Tageszeitung, the newspaper of the alternative left established in 1979 in response to the wave of assassinations by the RAF, takes the view that lapses at Germany’s internal intelligence permitted the more recent crimes to happen and condemns a “failure of the state”.
It’s something we don’t want to imagine: a Nazi terrorism, permitted by the state, in Germany, six decades after the end of the National Socialist dictatorship.
For its part, the Süddeutsche Zeitung reports that the authorities had ruled out racial motivations and terrorism in the crimes committed over the past few years.
For decades, left-wing extremists in Germany were deemed intelligent and dangerous, while right-wing extremists were taken to be stupid and therefore harmless.
The Frankfurter Allgemeine Zeitung wonders if Berlin hasn’t made the mistake of treating right-wing terrorism “as the dim-witted provincial counterpart of predominantly Islamist terrorism,” and questions the importance and the meaning of the existence of this small group.

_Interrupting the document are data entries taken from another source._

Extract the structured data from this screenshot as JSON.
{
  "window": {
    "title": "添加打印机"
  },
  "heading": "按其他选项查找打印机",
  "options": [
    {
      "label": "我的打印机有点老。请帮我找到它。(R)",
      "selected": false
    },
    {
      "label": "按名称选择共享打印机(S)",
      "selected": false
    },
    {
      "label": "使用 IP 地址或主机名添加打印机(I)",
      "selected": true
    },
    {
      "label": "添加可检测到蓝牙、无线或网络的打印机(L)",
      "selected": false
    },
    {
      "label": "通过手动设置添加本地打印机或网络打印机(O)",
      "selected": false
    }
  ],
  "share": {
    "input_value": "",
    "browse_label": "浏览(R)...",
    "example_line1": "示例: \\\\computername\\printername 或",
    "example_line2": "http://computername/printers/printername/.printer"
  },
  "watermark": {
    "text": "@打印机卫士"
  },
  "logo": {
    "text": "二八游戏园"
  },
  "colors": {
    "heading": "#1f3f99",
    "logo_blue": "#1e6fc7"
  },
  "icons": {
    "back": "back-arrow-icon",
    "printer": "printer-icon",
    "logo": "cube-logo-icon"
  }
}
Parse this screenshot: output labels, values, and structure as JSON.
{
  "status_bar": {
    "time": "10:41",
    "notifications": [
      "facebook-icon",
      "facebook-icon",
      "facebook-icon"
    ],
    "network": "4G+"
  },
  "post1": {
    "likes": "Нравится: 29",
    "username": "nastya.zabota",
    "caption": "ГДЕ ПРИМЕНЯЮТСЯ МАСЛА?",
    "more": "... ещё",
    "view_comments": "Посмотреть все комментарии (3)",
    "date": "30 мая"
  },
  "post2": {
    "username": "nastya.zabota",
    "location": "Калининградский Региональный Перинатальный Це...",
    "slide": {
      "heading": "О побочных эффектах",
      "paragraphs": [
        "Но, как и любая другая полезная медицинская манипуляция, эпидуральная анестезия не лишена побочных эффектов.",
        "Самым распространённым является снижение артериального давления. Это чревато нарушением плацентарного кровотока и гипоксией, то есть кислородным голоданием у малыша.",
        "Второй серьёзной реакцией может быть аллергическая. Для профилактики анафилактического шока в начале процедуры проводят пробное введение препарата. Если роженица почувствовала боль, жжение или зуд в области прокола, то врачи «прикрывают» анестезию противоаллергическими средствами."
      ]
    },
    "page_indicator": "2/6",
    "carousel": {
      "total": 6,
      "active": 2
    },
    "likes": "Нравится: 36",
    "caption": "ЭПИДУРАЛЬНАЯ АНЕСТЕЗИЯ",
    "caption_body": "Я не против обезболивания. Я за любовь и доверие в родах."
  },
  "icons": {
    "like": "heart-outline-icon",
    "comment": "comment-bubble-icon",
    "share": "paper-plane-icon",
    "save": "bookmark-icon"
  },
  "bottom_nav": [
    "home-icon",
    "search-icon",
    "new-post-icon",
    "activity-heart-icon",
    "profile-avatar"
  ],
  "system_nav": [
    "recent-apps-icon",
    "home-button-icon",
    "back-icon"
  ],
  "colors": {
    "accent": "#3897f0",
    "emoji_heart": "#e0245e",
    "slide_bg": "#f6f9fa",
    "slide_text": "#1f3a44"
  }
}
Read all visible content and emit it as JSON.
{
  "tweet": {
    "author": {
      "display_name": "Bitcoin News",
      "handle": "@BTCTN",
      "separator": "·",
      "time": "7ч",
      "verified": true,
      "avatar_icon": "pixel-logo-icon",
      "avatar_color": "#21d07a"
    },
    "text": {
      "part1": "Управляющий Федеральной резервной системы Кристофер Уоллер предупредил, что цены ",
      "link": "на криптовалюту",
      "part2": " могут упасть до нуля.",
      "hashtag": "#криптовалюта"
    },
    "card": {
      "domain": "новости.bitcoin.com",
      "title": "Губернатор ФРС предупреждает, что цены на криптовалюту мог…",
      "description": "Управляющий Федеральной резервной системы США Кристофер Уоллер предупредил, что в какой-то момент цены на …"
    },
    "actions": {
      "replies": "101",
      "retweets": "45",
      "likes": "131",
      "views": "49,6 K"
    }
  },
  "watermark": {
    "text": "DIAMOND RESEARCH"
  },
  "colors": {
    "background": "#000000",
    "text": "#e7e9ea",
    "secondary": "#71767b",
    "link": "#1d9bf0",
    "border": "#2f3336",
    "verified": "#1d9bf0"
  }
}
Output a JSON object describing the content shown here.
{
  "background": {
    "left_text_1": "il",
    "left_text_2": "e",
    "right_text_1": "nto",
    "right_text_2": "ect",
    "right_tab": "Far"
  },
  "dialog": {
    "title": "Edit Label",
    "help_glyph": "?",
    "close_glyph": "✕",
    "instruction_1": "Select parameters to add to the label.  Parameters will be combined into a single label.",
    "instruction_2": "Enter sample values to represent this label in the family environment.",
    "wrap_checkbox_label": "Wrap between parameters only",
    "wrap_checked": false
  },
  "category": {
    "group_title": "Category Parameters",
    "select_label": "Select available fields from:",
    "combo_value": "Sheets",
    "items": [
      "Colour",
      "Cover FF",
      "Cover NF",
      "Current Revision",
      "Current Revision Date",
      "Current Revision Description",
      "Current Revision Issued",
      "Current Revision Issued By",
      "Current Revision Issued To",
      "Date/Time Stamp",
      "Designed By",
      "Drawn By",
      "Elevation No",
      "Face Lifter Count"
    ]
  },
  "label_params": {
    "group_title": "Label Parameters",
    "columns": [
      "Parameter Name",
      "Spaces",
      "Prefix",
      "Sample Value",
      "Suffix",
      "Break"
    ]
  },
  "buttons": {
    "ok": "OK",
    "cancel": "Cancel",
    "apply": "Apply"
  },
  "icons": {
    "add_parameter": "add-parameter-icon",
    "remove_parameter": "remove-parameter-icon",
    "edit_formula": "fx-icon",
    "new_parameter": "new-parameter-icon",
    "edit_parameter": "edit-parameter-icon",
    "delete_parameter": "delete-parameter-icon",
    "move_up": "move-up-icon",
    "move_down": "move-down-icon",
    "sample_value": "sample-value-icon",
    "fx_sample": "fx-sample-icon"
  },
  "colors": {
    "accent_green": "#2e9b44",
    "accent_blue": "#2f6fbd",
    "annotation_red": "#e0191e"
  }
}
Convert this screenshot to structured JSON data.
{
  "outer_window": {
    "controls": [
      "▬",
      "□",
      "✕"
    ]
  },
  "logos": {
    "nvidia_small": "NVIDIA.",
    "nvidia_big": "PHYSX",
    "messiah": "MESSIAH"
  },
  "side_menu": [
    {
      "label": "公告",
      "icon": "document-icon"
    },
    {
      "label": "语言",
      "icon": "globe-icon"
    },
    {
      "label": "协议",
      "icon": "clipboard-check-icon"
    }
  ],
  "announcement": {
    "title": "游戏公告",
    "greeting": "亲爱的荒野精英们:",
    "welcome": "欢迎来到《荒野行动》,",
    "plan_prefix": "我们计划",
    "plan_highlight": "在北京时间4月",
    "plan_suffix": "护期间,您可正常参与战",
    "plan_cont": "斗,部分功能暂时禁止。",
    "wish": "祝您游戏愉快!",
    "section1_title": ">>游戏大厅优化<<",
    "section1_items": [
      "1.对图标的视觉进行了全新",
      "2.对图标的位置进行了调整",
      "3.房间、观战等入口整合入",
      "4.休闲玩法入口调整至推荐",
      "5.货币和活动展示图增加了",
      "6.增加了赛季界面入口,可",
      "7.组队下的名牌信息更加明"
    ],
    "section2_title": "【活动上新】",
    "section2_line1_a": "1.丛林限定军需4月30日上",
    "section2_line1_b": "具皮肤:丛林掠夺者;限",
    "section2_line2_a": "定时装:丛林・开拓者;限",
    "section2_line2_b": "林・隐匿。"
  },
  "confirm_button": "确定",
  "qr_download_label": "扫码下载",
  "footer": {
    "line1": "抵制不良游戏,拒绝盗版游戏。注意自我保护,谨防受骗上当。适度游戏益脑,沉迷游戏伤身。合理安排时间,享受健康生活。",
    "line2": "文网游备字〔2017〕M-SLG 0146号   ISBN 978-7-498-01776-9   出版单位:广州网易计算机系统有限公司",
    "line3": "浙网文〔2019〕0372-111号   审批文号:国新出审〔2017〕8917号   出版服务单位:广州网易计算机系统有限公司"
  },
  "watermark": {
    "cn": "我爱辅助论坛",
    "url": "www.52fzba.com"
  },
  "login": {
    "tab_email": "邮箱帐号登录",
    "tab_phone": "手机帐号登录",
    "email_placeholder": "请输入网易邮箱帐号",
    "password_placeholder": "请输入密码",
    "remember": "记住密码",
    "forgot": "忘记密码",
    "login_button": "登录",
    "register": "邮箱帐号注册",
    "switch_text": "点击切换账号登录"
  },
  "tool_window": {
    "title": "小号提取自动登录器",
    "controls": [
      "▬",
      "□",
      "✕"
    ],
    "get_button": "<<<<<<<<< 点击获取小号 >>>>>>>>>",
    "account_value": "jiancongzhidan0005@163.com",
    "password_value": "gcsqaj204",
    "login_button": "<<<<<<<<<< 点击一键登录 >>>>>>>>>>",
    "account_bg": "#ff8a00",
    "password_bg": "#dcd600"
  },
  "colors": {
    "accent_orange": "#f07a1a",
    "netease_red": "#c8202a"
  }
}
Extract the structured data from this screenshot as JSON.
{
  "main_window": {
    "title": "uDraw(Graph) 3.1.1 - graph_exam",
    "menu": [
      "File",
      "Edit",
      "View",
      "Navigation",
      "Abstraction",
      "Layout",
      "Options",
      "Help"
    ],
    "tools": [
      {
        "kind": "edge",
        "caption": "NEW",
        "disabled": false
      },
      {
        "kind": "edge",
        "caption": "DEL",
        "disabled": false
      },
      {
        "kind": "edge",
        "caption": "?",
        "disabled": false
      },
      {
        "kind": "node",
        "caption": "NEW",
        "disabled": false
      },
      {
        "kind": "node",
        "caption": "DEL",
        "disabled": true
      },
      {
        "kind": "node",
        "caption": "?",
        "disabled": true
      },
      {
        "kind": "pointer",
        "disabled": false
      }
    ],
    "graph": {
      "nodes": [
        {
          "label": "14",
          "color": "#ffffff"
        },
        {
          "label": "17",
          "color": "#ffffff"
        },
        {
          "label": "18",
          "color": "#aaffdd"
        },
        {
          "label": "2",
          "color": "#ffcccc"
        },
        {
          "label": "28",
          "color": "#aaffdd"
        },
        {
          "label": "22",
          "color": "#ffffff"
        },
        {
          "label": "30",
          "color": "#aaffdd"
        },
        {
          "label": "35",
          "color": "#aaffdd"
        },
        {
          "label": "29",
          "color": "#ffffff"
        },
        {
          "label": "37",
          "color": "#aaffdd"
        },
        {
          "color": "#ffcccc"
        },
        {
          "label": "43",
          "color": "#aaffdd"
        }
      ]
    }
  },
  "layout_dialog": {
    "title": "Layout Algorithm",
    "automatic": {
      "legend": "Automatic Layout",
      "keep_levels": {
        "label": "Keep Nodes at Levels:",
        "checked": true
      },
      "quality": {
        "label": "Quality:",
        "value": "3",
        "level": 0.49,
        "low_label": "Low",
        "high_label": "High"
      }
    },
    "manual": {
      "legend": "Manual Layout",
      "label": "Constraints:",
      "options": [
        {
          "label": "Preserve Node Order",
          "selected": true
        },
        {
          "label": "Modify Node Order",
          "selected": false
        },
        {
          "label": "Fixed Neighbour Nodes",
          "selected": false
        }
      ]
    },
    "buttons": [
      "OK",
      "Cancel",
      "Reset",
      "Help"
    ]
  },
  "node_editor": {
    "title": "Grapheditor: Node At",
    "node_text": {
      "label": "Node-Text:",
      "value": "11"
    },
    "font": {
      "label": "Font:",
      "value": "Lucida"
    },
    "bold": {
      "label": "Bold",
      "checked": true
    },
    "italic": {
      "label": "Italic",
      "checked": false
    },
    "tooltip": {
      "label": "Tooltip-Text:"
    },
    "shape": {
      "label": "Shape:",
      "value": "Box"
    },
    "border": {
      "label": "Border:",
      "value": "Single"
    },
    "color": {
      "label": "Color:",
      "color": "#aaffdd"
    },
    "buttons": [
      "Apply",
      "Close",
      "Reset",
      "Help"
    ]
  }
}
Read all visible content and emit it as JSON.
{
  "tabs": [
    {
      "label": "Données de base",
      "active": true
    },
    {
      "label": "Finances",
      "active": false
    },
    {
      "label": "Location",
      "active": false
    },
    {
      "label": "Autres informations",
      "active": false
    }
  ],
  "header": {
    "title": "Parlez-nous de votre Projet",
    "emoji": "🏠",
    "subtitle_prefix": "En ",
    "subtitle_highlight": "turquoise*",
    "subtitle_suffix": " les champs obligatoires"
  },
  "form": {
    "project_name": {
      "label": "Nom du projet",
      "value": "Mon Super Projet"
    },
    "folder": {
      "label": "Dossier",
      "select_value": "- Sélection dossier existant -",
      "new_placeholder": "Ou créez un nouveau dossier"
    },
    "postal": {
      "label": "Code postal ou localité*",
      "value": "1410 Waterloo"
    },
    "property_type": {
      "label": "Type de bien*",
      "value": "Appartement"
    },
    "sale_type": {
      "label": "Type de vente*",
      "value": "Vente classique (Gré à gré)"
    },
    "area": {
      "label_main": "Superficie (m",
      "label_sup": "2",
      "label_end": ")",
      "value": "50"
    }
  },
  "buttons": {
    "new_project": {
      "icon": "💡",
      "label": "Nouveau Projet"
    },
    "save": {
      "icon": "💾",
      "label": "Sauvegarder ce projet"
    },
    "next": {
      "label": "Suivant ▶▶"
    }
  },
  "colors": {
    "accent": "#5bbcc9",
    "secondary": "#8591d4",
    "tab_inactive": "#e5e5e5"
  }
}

To compare it with the Red Army Faction is to both minimise and exaggerate its seriousness. Minimise, because the RAF never managed to operate over the years without being recognised. Exaggerate, because no one could perceive this supposed terrorism from the far right as such, as not only the act but also the public claim to have carried it out is part of the terrorism. And that was missing from the ‘Zwickau cell’.